Vatandaşların zekâtlarını daha çok Ramazan ayında vermeyi tercih ettiklerinin ifade edildiği mesajda; "Din İşleri Yüksek Kurulumuz 8 Şubat 2023 tarihinde, 'depremzedelere zekât verilmesi', 15 Şubat 2023 tarihinde de 'afetzedeler için zekât parasıyla barınma yerleri yapılması' konularında açıklama yayınlamıştır. Dolayısıyla deprem, sel ve benzeri nedenlerle barınma ihtiyacı ortaya çıkan ve zekât alabilecek durumda olan afetzedelere, kendilerine mülk olarak teslim edilmek üzere zekât parası ile konut yapılabilir. Depremzedelerin ihtiyaçlarını giderme noktasında yapılan yardımları organize etmek için yetkili ve sorumlu kılınan AFAD'ın açtığı özel zekat hesaplarına, Kurulumuzca daha önce yayınlanan açıklamalar çerçevesinde, zekat almaya hak sahibi olan depremzedelere kalıcı konut yapılması için zekatların verilmesi uygundur." denildi.

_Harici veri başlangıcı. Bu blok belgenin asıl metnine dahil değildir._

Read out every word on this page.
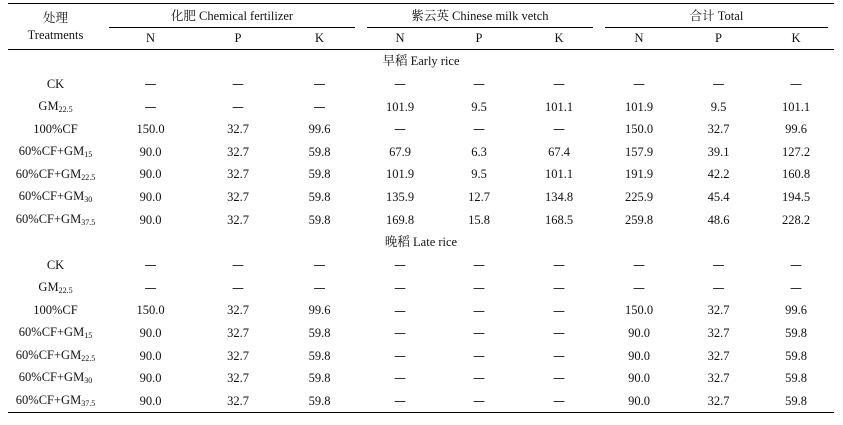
处理
Treatments	化肥 Chemical fertilizer			紫云英 Chinese milk vetch			合计 Total		

	N	P	K	N	P	K	N	P	K
早稻 Early rice									
CK	—	—	—	—	—	—	—	—	—
$GM_{22.5}$	—	—	—	101.9	9.5	101.1	101.9	9.5	101.1
100%CF	150.0	32.7	99.6	—	—	—	150.0	32.7	99.6
$60\%CF+GM_{15}$	90.0	32.7	59.8	67.9	6.3	67.4	157.9	39.1	127.2
$60\%CF+GM_{22.5}$	90.0	32.7	59.8	101.9	9.5	101.1	191.9	42.2	160.8
$60\%CF+GM_{30}$	90.0	32.7	59.8	135.9	12.7	134.8	225.9	45.4	194.5
$60\%CF+GM_{37.5}$	90.0	32.7	59.8	169.8	15.8	168.5	259.8	48.6	228.2
晚稻 Late rice									
CK	—	—	—	—	—	—	—	—	—
$GM_{22.5}$	—	—	—	—	—	—	—	—	—
100%CF	150.0	32.7	99.6	—	—	—	150.0	32.7	99.6
$60\%CF+GM_{15}$	90.0	32.7	59.8	—	—	—	90.0	32.7	59.8
$60\%CF+GM_{22.5}$	90.0	32.7	59.8	—	—	—	90.0	32.7	59.8
$60\%CF+GM_{30}$	90.0	32.7	59.8	—	—	—	90.0	32.7	59.8
$60\%CF+GM_{37.5}$	90.0	32.7	59.8	—	—	—	90.0	32.7	59.8
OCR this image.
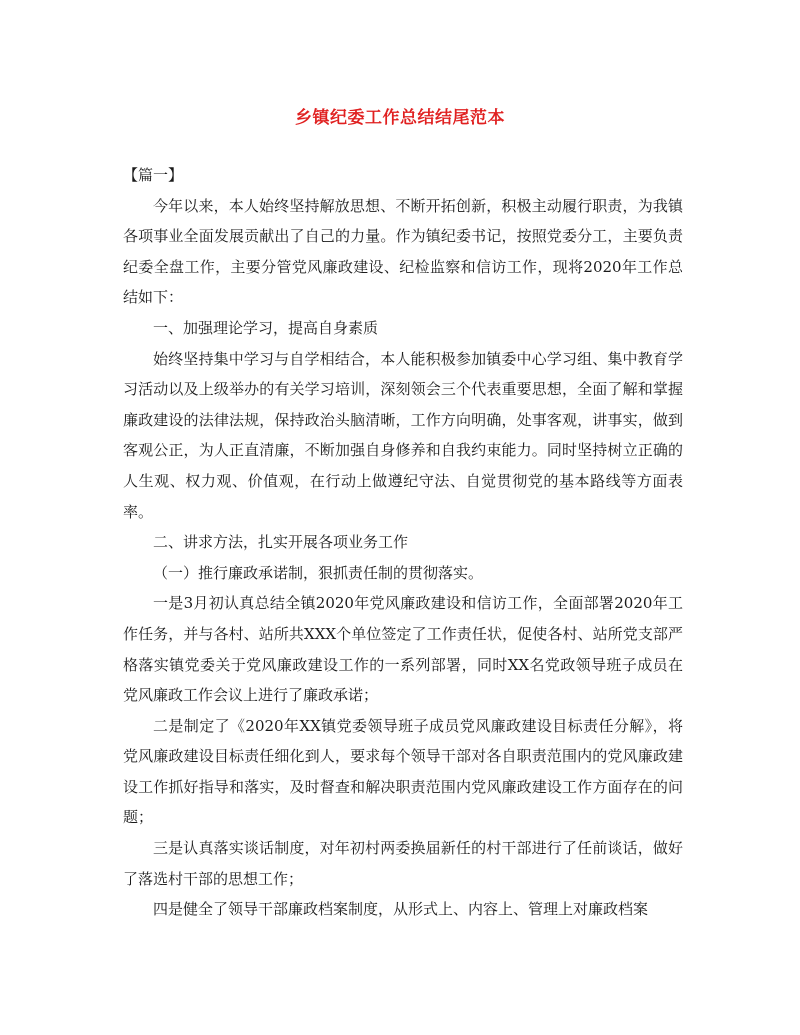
乡镇纪委工作总结结尾范本

【篇一】

今年以来，本人始终坚持解放思想、不断开拓创新，积极主动履行职责，为我镇各项事业全面发展贡献出了自己的力量。作为镇纪委书记，按照党委分工，主要负责纪委全盘工作，主要分管党风廉政建设、纪检监察和信访工作，现将2020年工作总结如下：

一、加强理论学习，提高自身素质

始终坚持集中学习与自学相结合，本人能积极参加镇委中心学习组、集中教育学习活动以及上级举办的有关学习培训，深刻领会三个代表重要思想，全面了解和掌握廉政建设的法律法规，保持政治头脑清晰，工作方向明确，处事客观，讲事实，做到客观公正，为人正直清廉，不断加强自身修养和自我约束能力。同时坚持树立正确的人生观、权力观、价值观，在行动上做遵纪守法、自觉贯彻党的基本路线等方面表率。

二、讲求方法，扎实开展各项业务工作

（一）推行廉政承诺制，狠抓责任制的贯彻落实。

一是3月初认真总结全镇2020年党风廉政建设和信访工作，全面部署2020年工作任务，并与各村、站所共XXX个单位签定了工作责任状，促使各村、站所党支部严格落实镇党委关于党风廉政建设工作的一系列部署，同时XX名党政领导班子成员在党风廉政工作会议上进行了廉政承诺；

二是制定了《2020年XX镇党委领导班子成员党风廉政建设目标责任分解》，将党风廉政建设目标责任细化到人，要求每个领导干部对各自职责范围内的党风廉政建设工作抓好指导和落实，及时督查和解决职责范围内党风廉政建设工作方面存在的问题；

三是认真落实谈话制度，对年初村两委换届新任的村干部进行了任前谈话，做好了落选村干部的思想工作；

四是健全了领导干部廉政档案制度，从形式上、内容上、管理上对廉政档案
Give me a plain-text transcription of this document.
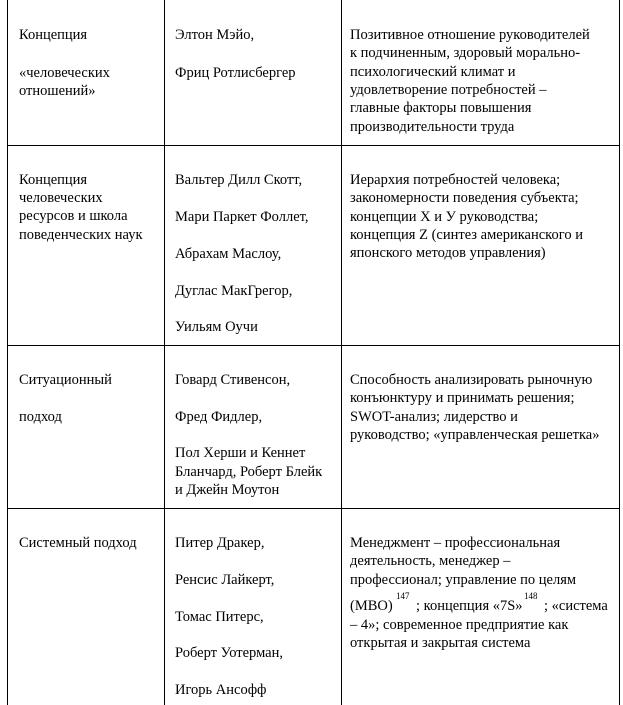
Концепция

«человеческих

отношений»

Элтон Мэйо,

Фриц Ротлисбергер

Позитивное отношение руководителей

к подчиненным, здоровый морально-

психологический климат и

удовлетворение потребностей –

главные факторы повышения

производительности труда

Концепция

человеческих

ресурсов и школа

поведенческих наук

Вальтер Дилл Скотт,

Мари Паркет Фоллет,

Абрахам Маслоу,

Дуглас МакГрегор,

Уильям Оучи

Иерархия потребностей человека;

закономерности поведения субъекта;

концепции X и У руководства;

концепция Z (синтез американского и

японского методов управления)

Ситуационный

подход

Говард Стивенсон,

Фред Фидлер,

Пол Херши и Кеннет

Бланчард, Роберт Блейк

и Джейн Моутон

Способность анализировать рыночную

конъюнктуру и принимать решения;

SWOT-анализ; лидерство и

руководство; «управленческая решетка»

Системный подход	Питер Дракер,

Ренсис Лайкерт,

Томас Питерс,

Роберт Уотерман,

Игорь Ансофф

Менеджмент – профессиональная

деятельность, менеджер –

профессионал; управление по целям

(MBO)

147

; концепция «7S»

148

; «система

– 4»; современное предприятие как

открытая и закрытая система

Diyanet İşleri Başkanlığının Ramazan ayı mesajında, şu ifadelere yer verildi:
"Bizleri bir kez daha, rahmet, bereket ve mağfiret iklimi Ramazan ayına kavuşturan Rabbimize sonsuz hamd u senalar olsun. Bu yıl Ramazan ayını mahzun ve acılı yüreklerle karşılıyoruz. Ülkemiz büyük afetlerle sarsıldı. On binlerce kardeşimizi kaybettik, şehirlerimiz enkaza döndü, vatandaşlarımız evsiz kaldı. Tarifi imkânsız acılar yaşadık. Bu sebeple bu yılki Ramazan ayı, özel bir önem ifade etmektedir. Zira Ramazan ayı, dertlerimize deva bulacağımız, zorluklarımızı kolay kılacağımız bir aydır. İyiliklerin çoğaldığı, ruh ve gönül dünyamızın ferahlık bulduğu, kardeşliğimizin pekiştiği, umutlarımızın yeniden yeşerdiği bir bahar mevsimidir.

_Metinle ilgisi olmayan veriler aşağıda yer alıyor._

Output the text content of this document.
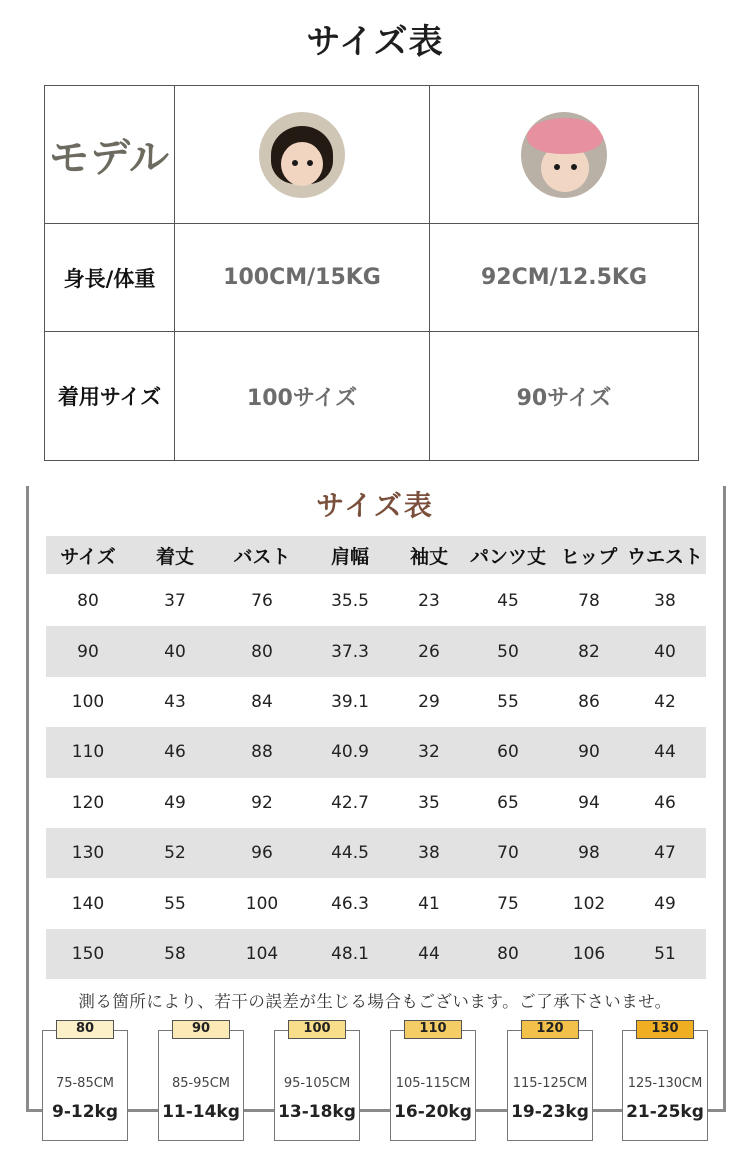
サイズ表
モデル	

身長/体重	100CM/15KG	92CM/12.5KG
着用サイズ	100サイズ	90サイズ
サイズ表
サイズ	着丈	バスト	肩幅	袖丈	パンツ丈 ヒップ ウエスト
80	37	76	35.5	23	45	78	38
90	40	80	37.3	26	50	82	40
100	43	84	39.1	29	55	86	42
110	46	88	40.9	32	60	90	44
120	49	92	42.7	35	65	94	46
130	52	96	44.5	38	70	98	47
140	55	100	46.3	41	75	102	49
150	58	104	48.1	44	80	106	51
測る箇所により、若干の誤差が生じる場合もございます。ご了承下さいませ。
80
75-85CM
9-12kg
90
85-95CM
11-14kg
100
95-105CM
13-18kg
110
105-115CM
16-20kg
120
115-125CM
19-23kg
130
125-130CM
21-25kg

Ramazan, bir Kur'an ve ibadet ayı olduğu kadar yardımlaşma, paylaşma ve dayanışma ayıdır. Oruç, iftar, sahur, mukabele, teravih gibi ibadetlerle gönül dünyamızın ilahi rahmet ve bereket esintileriyle güzelleştiği bu mübarek ay, aynı zamanda infak, ikram, zekât, fitre ve sadakalarımızla dayanışma bilincimizi güçlendirmek ve kardeşlik duygularımızı pekiştirmek için bizlere sunulmuş bir fırsattır. Böyle bir inanç ve anlayışla bu yılın Ramazan ayı temasını "Ramazan ve Dayanışma" olarak belirledik. Ramazan ayı boyunca dayanışma bilincimizi daha güçlü kılacak faaliyetler yapacağız.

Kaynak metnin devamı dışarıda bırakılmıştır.